A few weeks ago I ordered "Julia of Norwich: A Contemplative Biography." Amy Frykholm's new biography of St. Julian of Norwich, to whom I occasionally refer (because I think I'm hilarious when I do this sort of thing) as "Saint Julie the Sandwich." I deliberately saved it for this trip and began it shortly after the plane lifted off. In it, Frykholm offers a gripping account of how Julian turned to an Augustinian friar to help her sort through the visions she received during her near-fatal illness. One of the good father's first acts was to teach her the ancient Christian art of lectio divina or "sacred reading," the slow mulling of a single text of Scripture.

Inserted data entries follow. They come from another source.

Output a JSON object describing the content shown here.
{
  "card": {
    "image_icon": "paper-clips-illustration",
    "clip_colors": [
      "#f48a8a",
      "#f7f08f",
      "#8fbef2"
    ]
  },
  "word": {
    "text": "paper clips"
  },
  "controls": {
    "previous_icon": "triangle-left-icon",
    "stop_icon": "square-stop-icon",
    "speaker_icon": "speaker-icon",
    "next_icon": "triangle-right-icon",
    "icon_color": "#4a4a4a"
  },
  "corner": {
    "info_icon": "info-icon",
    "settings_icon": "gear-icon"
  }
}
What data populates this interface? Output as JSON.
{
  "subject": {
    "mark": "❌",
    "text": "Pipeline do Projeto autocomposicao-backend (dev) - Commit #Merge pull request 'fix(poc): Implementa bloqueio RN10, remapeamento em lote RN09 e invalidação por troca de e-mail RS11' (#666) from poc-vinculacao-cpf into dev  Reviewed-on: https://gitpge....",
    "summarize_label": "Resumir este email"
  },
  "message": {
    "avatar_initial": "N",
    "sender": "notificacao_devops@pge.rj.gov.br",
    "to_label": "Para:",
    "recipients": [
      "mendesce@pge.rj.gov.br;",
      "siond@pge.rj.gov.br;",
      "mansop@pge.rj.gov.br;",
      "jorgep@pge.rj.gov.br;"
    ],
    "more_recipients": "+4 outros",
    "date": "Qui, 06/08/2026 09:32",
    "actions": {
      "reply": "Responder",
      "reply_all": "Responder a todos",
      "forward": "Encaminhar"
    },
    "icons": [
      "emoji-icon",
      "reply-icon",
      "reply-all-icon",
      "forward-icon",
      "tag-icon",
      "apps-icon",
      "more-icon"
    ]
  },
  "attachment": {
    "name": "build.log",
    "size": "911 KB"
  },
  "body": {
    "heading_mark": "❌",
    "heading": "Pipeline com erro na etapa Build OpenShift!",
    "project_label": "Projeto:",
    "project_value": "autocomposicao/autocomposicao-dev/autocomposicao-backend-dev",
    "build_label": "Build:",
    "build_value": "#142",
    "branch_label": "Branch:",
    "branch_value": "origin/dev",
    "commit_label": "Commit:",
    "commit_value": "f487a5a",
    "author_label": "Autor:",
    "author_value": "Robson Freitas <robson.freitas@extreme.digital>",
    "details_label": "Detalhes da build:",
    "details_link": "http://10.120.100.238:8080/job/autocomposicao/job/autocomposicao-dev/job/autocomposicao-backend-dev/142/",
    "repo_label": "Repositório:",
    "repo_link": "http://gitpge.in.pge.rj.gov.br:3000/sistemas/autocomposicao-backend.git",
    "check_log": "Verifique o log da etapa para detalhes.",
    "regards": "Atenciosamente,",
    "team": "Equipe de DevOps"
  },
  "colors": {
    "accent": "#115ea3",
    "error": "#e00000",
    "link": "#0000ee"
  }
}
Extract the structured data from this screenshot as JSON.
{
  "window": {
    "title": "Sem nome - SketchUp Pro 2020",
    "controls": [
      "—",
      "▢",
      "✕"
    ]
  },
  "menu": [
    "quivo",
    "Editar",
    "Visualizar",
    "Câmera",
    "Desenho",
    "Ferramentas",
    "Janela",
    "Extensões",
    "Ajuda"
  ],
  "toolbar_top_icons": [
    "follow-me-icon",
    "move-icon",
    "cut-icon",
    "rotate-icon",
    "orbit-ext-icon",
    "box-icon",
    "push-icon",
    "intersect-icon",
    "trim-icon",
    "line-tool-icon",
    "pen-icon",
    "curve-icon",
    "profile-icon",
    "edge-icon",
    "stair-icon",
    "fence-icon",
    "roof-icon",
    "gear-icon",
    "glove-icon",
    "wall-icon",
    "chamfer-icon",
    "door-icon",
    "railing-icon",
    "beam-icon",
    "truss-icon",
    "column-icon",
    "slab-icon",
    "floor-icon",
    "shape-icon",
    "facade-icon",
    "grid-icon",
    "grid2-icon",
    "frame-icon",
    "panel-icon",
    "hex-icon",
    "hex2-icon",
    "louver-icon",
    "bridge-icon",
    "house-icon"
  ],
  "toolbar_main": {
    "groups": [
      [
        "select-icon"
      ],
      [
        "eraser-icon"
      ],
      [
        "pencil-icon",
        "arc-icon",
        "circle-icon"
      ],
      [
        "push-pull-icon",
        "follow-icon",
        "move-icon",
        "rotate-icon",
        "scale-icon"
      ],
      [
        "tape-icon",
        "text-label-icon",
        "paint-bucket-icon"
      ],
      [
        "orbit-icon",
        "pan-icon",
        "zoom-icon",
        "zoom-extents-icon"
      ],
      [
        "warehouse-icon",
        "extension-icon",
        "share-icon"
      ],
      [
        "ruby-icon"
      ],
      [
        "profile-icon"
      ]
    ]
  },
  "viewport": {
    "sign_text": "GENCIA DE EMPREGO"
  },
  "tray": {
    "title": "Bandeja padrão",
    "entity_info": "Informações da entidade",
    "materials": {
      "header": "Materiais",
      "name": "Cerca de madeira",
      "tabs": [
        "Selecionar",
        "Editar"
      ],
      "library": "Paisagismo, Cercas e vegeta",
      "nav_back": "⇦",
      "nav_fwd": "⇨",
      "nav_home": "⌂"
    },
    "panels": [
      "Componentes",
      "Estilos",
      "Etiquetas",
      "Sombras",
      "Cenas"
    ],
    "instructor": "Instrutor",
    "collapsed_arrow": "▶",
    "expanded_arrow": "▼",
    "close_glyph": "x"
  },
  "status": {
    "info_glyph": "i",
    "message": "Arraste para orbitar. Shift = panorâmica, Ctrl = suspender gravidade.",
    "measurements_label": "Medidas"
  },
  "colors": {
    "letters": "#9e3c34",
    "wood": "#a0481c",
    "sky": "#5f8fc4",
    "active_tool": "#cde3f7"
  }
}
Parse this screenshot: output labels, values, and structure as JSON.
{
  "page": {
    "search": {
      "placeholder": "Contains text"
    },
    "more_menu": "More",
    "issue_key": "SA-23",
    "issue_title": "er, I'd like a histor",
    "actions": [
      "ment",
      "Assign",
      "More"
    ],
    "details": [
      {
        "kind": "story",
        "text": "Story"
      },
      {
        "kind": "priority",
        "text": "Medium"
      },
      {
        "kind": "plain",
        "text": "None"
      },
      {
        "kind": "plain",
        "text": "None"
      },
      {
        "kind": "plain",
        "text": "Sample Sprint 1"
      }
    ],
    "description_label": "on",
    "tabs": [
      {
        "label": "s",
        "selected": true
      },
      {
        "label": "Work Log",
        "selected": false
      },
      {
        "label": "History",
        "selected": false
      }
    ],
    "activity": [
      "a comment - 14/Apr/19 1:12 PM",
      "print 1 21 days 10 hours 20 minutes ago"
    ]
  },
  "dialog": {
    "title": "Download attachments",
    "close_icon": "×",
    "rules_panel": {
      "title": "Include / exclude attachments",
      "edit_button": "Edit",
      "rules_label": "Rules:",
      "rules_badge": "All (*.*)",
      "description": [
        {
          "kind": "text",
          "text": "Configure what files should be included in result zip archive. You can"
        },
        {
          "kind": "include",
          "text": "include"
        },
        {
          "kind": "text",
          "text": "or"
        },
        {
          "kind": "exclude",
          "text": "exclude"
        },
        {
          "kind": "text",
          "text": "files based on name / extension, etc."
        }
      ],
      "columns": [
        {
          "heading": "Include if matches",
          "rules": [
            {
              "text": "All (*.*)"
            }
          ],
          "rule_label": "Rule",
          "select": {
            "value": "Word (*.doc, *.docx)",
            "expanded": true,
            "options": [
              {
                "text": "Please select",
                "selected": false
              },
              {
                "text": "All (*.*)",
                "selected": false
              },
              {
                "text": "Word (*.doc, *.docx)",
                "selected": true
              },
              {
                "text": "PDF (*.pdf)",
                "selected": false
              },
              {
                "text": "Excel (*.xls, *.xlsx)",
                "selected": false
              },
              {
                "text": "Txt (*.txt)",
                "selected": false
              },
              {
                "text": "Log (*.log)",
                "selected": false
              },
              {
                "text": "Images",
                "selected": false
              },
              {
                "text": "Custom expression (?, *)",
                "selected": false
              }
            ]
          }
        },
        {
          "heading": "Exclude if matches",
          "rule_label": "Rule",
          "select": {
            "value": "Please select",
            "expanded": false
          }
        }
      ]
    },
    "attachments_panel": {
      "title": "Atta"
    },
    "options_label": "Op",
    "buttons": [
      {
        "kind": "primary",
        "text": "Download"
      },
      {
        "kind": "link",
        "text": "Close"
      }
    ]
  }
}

It has been a long while since I've deliberately engaged in lectio and I thought that might be a good practice for this short-term mission trip. Accordingly, as I read the Gospel from the morning office on Monday, I tried to be open to a particularly gripping passage. I happened upon Matthew 26.38 from the Gethsemane narrative, where Jesus tells the disciples, "My soul is exceeding sorrowful, even unto death: tarry ye here, and watch with me." (It's even more gripping in Spanish, which reads something like, "I have the soul filled with sadness and mortal anguish.") Somehow it reminded me of King Claudius' line in "Hamlet," where he tells his queen, "My soul is full of discord and dismay" (Act 4/Scene 1). Of course, Claudius is grief-stricken because of the consequences of his own evil actions; Jesus' grief, by contrast, comes from his calling to take on himself everyone else's tangled web of sin.
It got me to thinking of the story of Mother Teresa of Calcutta, and how, as she road a train across India, she found herself suddenly gripped with Jesus' fifth word from the cross, "I thirst." For her, it became the basis of a lifetime calling. She understood Jesus to be speaking directly to her of his thirst for souls, and particularly the souls of the poor. That kind of story has a long history, amounting almost to a Christian trope. St. Anthony of Thebes went to church and heard, "Go and sell all that you have," and it moved him to launch the movement of the desert fathers. St. Francis sat in church and heard the words of Christ about taking nothing on one's missionary journey; that order became the basis for the Franciscan revolution. Spurgeon heard a bad sermon on the great text, "Look to me and be ye saved," and his subsequent ministry never strayed far from the priceless but free salvation bought by Christ.
Well, I'm not claiming to be Mother Teresa, let alone Spurgeon, but that gospel reading leaped out at me. I imagined my Lord telling me that the suffering of these Burmese refugees is his own suffering, and that he brought me here this week not to accomplish any dramatic deliverance for them but simply to be the eyes of Christ, to be the reality that God is not blind to this tragedy. God may not work a miracle for these people; he didn't for his son. But he stayed his mighty hand in that case because salvation could only be accomplished at that terrible price. Thus I still don't think I'm here to do some great thing; it will be enough if I manage to stay awake, to force myself to sit in English as a Second Language classes six hours each day, and to play with sweaty kids in a trashy park for a couple of more, and refuse to close my eyes, to sleep either literally or spiritually.
So that's what I did today. I watched a bunch of Burmese children scale trees and fences as if they were living in a jungle instead of a housing project. I listened as an old man struggled to form the alphabet and spell simple words. Maybe I kept my eyes open; maybe I refused to stop thinking about everything I can't do much about. And maybe that is what Christ brought me here to do.